Estas entradas cada vez son más largas, ay. La verdad es que ponerlo en el blog me ayuda a verlo con perspectiva y a tomarme las cosas de otra manera. Una de las cosas que más me fastidia es el hecho de que la madre trabaje en casa, porque es un arma de doble filo para la au pair. Las niñas saben que su madre está abajo, que si quieren pueden bajar las escaleras y verla, y se aprovechan de ello. ¿Qué puedo hacer cuando la mayor decide hacer precisamente eso, y la pequeña se queda jugando sola en el comedor? No puedo dividirme. Tampoco puedo ponerles una correa y decirles que no se muevan, que no bajen, que no la molesten. Intento distraerlas de mil maneras distintas, a ver hasta cuándo dura el truco, pero a veces es imposible. No sucede muy a menudo, y no creo que a la madre le suponga mucho esfuerzo dedicarle cinco minutos dentro de su jornada laboral a sus hijas, así que intento no torturarme. Lo hago lo mejor que puedo, y ellos lo saben. La verdad es que me siento más cómoda ya, más integrada. He dejado los tejanos en el armario y me paseo con ropa más cómoda. Además, la confianza es tal que ya lavan mi ropa, es decir, que han visto mis Unterhose del derecho y del revés. (Aclaro que lo prefieren así a que me la lave yo y ocupe la lavadora cuando ellos puedan necesitarla por algún motivo -como, por ejemplo, el estropicio apestoso de hoy-, porque yo tenía la idea de lavármela yo misma.)

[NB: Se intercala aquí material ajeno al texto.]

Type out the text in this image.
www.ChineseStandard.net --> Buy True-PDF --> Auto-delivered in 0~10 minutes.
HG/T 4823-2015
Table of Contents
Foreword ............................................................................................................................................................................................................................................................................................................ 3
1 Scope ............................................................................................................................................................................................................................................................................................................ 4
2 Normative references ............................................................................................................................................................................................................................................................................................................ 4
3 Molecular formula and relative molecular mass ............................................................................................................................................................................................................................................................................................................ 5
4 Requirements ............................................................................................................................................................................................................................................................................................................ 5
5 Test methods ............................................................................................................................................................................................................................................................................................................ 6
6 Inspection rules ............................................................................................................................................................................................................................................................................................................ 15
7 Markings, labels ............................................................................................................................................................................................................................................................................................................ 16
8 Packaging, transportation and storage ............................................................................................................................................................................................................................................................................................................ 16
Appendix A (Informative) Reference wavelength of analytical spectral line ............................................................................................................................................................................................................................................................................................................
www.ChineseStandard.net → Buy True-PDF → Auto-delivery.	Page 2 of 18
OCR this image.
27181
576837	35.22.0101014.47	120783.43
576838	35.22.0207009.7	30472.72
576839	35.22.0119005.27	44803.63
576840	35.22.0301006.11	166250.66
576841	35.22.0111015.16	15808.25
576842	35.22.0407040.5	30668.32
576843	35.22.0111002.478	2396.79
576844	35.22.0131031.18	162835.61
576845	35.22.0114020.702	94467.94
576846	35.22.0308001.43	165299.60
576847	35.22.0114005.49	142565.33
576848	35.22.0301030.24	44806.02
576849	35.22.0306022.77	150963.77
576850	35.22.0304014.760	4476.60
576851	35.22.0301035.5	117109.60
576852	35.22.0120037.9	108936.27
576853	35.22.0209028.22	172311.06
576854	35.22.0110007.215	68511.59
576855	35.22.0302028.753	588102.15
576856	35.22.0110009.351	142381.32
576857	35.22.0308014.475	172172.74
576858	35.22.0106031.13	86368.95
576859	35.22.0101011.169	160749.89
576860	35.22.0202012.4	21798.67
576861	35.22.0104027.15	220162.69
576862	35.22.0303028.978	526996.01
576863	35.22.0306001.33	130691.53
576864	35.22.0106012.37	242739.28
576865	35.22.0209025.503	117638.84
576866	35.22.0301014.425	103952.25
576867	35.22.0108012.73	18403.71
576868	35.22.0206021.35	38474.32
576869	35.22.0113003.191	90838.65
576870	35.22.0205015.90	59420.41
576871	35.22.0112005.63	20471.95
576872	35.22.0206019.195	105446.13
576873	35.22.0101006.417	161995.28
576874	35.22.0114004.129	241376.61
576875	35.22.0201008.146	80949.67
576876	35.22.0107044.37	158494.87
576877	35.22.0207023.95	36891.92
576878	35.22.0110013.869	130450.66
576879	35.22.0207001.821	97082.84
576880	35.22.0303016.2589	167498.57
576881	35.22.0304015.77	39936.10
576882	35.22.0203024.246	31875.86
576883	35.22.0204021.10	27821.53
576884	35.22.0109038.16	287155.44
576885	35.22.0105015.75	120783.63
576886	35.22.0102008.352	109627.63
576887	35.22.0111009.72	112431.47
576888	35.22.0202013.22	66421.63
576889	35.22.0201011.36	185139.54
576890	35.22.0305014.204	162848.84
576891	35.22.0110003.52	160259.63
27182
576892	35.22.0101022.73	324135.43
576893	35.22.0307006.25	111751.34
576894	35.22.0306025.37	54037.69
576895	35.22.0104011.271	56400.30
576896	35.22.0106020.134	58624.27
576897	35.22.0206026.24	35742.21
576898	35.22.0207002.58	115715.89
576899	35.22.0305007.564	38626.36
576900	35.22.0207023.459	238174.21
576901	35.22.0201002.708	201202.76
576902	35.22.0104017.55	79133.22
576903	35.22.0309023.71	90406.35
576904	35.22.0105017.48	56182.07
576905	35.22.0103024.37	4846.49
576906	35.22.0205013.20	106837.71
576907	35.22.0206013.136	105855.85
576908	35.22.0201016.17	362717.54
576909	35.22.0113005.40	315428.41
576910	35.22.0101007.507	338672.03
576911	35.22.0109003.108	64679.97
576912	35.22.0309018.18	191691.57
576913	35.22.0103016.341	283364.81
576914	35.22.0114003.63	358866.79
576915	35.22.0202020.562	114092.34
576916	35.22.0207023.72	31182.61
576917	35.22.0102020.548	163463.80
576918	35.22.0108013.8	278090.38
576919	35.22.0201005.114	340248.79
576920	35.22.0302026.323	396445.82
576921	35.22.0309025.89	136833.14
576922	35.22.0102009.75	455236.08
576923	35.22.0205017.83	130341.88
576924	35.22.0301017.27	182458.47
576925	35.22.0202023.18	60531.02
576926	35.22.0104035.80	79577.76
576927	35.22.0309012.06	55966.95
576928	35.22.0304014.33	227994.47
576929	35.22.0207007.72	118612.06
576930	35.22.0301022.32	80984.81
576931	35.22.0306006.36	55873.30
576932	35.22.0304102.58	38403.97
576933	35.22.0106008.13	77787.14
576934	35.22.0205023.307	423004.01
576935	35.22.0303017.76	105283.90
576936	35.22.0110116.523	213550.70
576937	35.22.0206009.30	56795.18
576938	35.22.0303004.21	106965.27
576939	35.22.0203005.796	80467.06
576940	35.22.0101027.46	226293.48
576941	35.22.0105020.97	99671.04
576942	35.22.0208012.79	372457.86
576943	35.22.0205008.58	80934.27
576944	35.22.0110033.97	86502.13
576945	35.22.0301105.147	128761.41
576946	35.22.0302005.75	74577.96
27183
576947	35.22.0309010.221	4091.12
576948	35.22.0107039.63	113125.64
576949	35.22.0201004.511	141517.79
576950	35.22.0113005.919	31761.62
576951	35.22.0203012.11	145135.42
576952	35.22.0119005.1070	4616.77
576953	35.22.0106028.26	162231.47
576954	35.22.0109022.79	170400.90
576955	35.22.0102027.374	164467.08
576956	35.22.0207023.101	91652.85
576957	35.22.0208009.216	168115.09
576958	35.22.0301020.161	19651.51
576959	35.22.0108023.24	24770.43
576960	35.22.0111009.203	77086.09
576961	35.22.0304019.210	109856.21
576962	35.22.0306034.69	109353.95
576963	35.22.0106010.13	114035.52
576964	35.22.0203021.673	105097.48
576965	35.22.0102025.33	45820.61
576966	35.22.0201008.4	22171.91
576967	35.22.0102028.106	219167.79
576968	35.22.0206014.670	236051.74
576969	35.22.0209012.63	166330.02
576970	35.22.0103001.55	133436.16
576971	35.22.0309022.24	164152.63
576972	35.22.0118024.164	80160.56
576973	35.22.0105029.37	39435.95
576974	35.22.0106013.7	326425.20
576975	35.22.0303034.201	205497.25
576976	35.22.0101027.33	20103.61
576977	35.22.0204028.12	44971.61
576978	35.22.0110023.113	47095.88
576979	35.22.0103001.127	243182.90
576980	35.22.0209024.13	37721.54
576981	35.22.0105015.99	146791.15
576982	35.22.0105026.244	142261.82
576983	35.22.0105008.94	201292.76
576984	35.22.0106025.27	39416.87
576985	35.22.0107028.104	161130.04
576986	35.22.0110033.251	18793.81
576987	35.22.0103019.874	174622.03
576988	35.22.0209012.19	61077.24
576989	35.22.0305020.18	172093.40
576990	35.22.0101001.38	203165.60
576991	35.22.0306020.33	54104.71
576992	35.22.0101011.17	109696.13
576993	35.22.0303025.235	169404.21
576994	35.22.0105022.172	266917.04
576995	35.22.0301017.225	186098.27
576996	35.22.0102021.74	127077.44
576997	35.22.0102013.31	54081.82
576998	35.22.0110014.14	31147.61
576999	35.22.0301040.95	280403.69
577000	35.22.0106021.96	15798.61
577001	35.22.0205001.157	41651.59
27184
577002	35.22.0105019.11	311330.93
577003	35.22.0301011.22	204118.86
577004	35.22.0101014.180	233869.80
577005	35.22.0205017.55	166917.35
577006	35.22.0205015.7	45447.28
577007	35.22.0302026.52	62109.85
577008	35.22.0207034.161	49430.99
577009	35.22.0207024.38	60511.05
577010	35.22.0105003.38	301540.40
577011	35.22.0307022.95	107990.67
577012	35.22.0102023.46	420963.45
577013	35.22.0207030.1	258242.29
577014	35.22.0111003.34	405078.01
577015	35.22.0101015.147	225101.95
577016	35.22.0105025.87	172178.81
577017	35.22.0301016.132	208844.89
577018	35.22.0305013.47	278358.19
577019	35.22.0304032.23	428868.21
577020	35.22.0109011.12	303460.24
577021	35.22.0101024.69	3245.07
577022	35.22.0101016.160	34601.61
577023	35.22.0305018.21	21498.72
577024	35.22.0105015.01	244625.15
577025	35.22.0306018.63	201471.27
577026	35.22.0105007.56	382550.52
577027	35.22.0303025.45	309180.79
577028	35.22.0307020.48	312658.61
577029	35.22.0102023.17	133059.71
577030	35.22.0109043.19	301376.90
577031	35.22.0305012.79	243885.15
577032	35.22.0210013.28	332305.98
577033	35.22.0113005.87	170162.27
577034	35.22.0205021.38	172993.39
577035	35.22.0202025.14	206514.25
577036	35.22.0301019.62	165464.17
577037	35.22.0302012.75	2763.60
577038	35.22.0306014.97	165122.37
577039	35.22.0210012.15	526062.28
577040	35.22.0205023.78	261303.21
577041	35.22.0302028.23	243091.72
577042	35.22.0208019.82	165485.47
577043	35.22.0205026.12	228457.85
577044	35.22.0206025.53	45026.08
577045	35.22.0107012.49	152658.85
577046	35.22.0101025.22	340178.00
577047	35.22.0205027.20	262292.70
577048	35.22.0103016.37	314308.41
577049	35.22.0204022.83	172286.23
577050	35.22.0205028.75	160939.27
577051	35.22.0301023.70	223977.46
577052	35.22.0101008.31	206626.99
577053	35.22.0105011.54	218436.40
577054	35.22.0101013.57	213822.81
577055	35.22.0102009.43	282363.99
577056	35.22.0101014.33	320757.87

Para acabar el día, y la semana de trabajo, hoy he cenado solo con el padre porque la madre no se encuentra muy bien del estómago tampoco, y la verdad es que no me voy a quejar. Tienen en consideración lo que les digo (como que la pimienta no me gusta, y ahora se la ponen ellos aparte), me preguntan cómo estoy, si hay algo que necesito, etc. Me han dicho que, por su parte, no hay quejas, que todo va perfecto y que están encantados porque las niñas me han cogido cariño con mucha rapidez. Yo no puedo más que sonreír. Es curioso, porque durante el día a veces, por la mañana, se me hace largo todo, pero luego, cuando acabo, me siento satisfecha y con ganas de seguir pa'lante.
Mañana quiero ir a correr por la mañana. Ya más por dignidad que otra cosa, porque llevo dos noches diciéndoles a los padres que tenía pensado ir por las tardes, y al final me he quedado en casa. ¡Venga, que yo puedo!